Frank,

Thanks for the info.  I've wondered about that.

In the days of 3D printers and CAD/CAM, it might be possible to have a 'run' of 
these 'made to order', so to speak.

I wonder if Linear Technology would have any information about them?

Thanks again.

Joe

-----Original Message-----
From: volt-nuts [mailto:[email protected]] On Behalf Of Frank Stellmach
Sent: Wednesday, January 28, 2015 5:28 AM
To: [email protected]
Subject: [volt-nuts] plastic caps on 3458A reference board

Hello Joe,

yes the cap consists of two parts.
The upper one serves for thermal isolation of the LTZ1000A TO99 case against 
the environment and therefore reduces the power dissipation of the oven.

The part on the solder side is much more important, as it covers the solder 
joints and avoids air draught over these pins. That avoids these low frequency 
voltage variations, which are mentioned in the LTZ data sheet.
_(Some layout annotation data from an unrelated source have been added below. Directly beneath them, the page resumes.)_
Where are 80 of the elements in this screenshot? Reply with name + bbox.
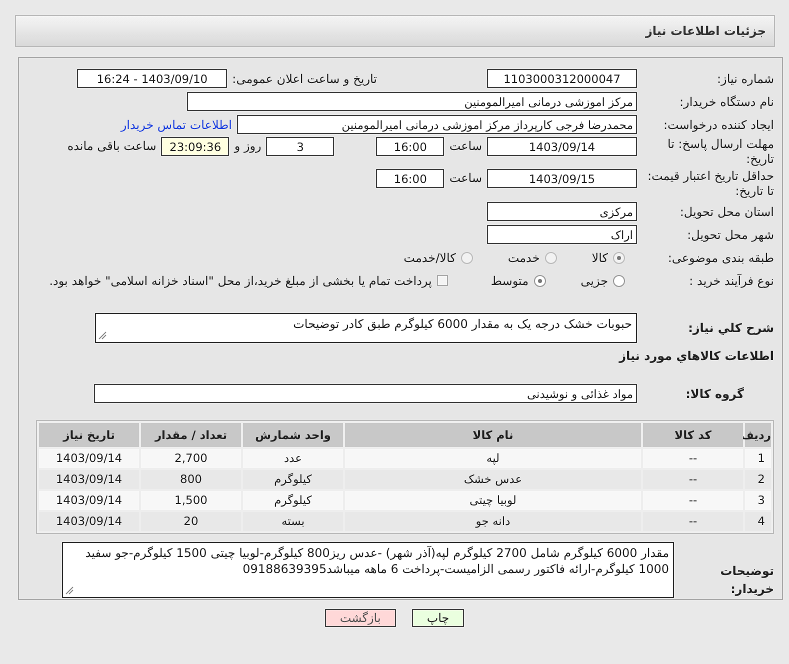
province-field: مرکزی (487, 202, 637, 221)
radio-label: کالا (592, 250, 608, 264)
deadline-time-field: 16:00 (376, 137, 444, 156)
page-title: جزئیات اطلاعات نیاز (645, 24, 766, 38)
column-header: تاریخ نیاز (39, 423, 139, 447)
table-cell: کیلوگرم (243, 470, 343, 489)
column-header: کد کالا (643, 423, 743, 447)
field-label: روز و (234, 138, 262, 155)
table-cell: -- (643, 449, 743, 468)
table-cell: -- (643, 470, 743, 489)
field-label: ایجاد کننده درخواست: (662, 116, 775, 134)
table-cell: 4 (745, 512, 771, 531)
field-label: ساعت (449, 170, 482, 187)
table-cell: 2,700 (141, 449, 241, 468)
table-cell: کیلوگرم (243, 491, 343, 510)
table-cell: عدد (243, 449, 343, 468)
radio-label: کالا/خدمت (404, 250, 456, 264)
remaining-time-field: 23:09:36 (161, 137, 230, 156)
field-label: نام دستگاه خریدار: (678, 94, 775, 110)
validity-time-field: 16:00 (376, 169, 444, 188)
deadline-date-field: 1403/09/14 (487, 137, 637, 156)
table-cell: -- (643, 512, 743, 531)
field-label: تاریخ و ساعت اعلان عمومی: (232, 72, 377, 86)
table-cell: 20 (141, 512, 241, 531)
summary-textarea[interactable]: حبوبات خشک درجه یک به مقدار 6000 کیلوگرم طبق کادر توضیحات (95, 313, 637, 343)
radio-button[interactable] (534, 274, 546, 286)
buyer-org-field: مرکز اموزشی درمانی امیرالمومنین (187, 92, 637, 111)
table-cell: 1403/09/14 (39, 449, 139, 468)
radio-button[interactable] (613, 252, 625, 264)
checkbox[interactable] (436, 275, 448, 286)
table-cell: عدس خشک (345, 470, 641, 489)
table-cell: بسته (243, 512, 343, 531)
table-cell: 1,500 (141, 491, 241, 510)
radio-label: خدمت (508, 250, 540, 264)
field-label: نوع فرآیند خرید : (688, 272, 775, 290)
field-label: حداقل تاریخ اعتبار قیمت: تا تاریخ: (646, 169, 775, 199)
checkbox-label: پرداخت تمام یا بخشی از مبلغ خرید،از محل "اسناد خزانه اسلامی" خواهد بود. (49, 274, 432, 288)
table-cell: 800 (141, 470, 241, 489)
goods-group-field: مواد غذائی و نوشیدنی (94, 384, 637, 403)
table-cell: 1403/09/14 (39, 470, 139, 489)
radio-button[interactable] (460, 252, 473, 264)
table-cell: 1403/09/14 (39, 512, 139, 531)
print-button[interactable]: چاپ (412, 609, 464, 627)
days-field: 3 (266, 137, 334, 156)
field-label: شهر محل تحویل: (686, 226, 775, 244)
field-label: شرح کلي نیاز: (687, 320, 775, 337)
table-cell: لپه (345, 449, 641, 468)
column-header: تعداد / مقدار (141, 423, 241, 447)
field-label: استان محل تحویل: (678, 204, 775, 220)
city-field: اراک (487, 225, 637, 244)
table-cell: -- (643, 491, 743, 510)
table-cell: 3 (745, 491, 771, 510)
radio-button[interactable] (544, 252, 557, 264)
radio-label: متوسط (490, 274, 529, 288)
field-label: طبقه بندی موضوعی: (666, 250, 775, 266)
field-label: توضیحات خریدار: (719, 563, 775, 598)
field-label: ساعت باقی مانده (67, 138, 156, 155)
table-cell: 1403/09/14 (39, 491, 139, 510)
announce-date-field: 1403/09/10 - 16:24 (77, 69, 228, 88)
column-header: نام کالا (345, 423, 641, 447)
table-cell: 1 (745, 449, 771, 468)
radio-button[interactable] (613, 274, 625, 286)
column-header: واحد شمارش (243, 423, 343, 447)
validity-date-field: 1403/09/15 (487, 169, 637, 188)
field-label: مهلت ارسال پاسخ: تا تاریخ: (666, 137, 775, 167)
buyer-contact-link[interactable]: اطلاعات تماس خریدار (120, 118, 232, 132)
back-button[interactable]: بازگشت (324, 609, 396, 627)
table-cell: 2 (745, 470, 771, 489)
buyer-notes-textarea[interactable]: مقدار 6000 کیلوگرم شامل 2700 کیلوگرم لپه(آذر شهر) -عدس ریز800 کیلوگرم-لوبیا چیتی 1500 کیلوگرم-جو سفید 1000 کیلوگرم-ارائه فاکتور رسمی الزامیست-پرداخت 6 ماهه میباشد09188639395 (62, 542, 674, 598)
field-label: شماره نیاز: (716, 70, 775, 88)
table-cell: دانه جو (345, 512, 641, 531)
field-label: گروه کالا: (684, 386, 745, 402)
field-label: ساعت (449, 138, 482, 155)
radio-label: جزیی (580, 274, 608, 288)
need-number-field: 1103000312000047 (487, 69, 637, 88)
table-cell: لوبیا چیتی (345, 491, 641, 510)
resize-grip-icon (98, 331, 107, 340)
section-title: اطلاعات کالاهاي مورد نیاز (618, 349, 775, 363)
resize-grip-icon (65, 586, 74, 595)
requester-field: محمدرضا فرجی کارپرداز مرکز اموزشی درمانی امیرالمومنین (237, 115, 637, 134)
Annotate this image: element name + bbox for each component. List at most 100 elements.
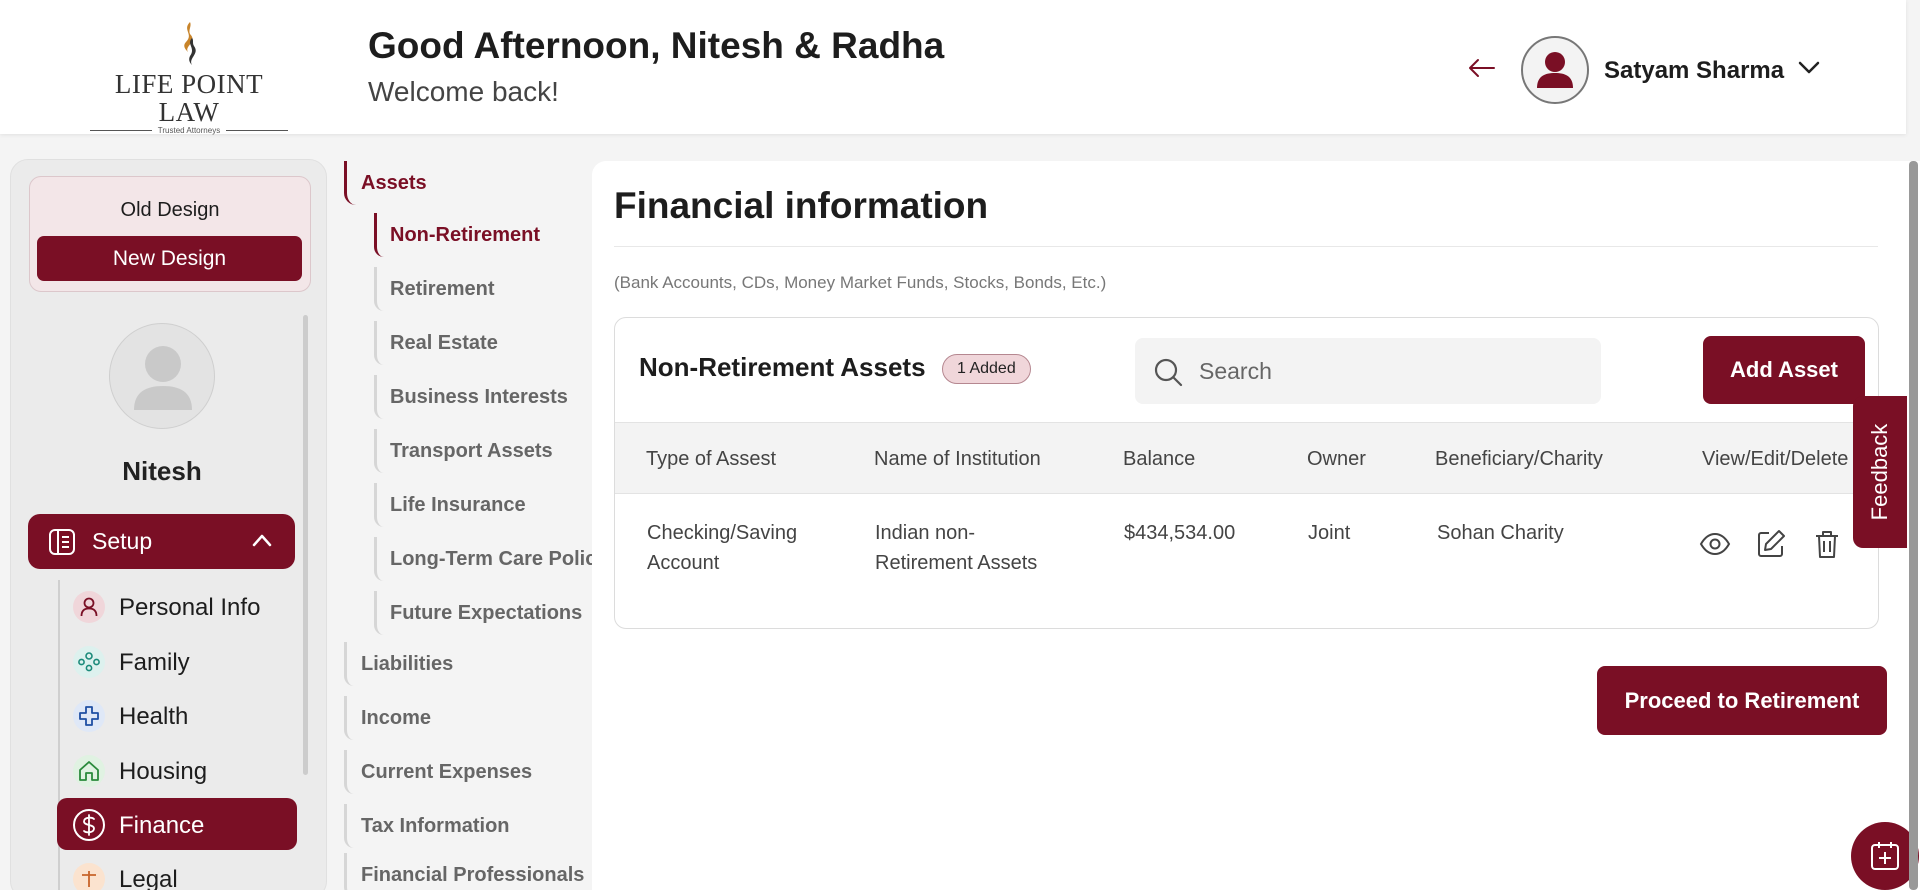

Anyhow, there are no further shieldings around the PCB, so the solder joints of 
the OP Amp and the precision resistors are exposed to that air draught, maybe 
from the fan.
That's a further engineering fault they made on this reference.

(The other faults are the 95°C oven temperature, the use of the A version 
instead of the non A, and the use of R417,200k temperature compensation 
resistor, which is necessary for the non A version only.)

The hat is not included in the BOM inside the CLIP, therefore can not be 
ordered from HP, obviously.

It is a smooth, shiny plastic, resembles the one used around the LM399H.
Wasn't latter one something like polysulphone?

Maybe suitable pieces of polystyrol foam will do the job also.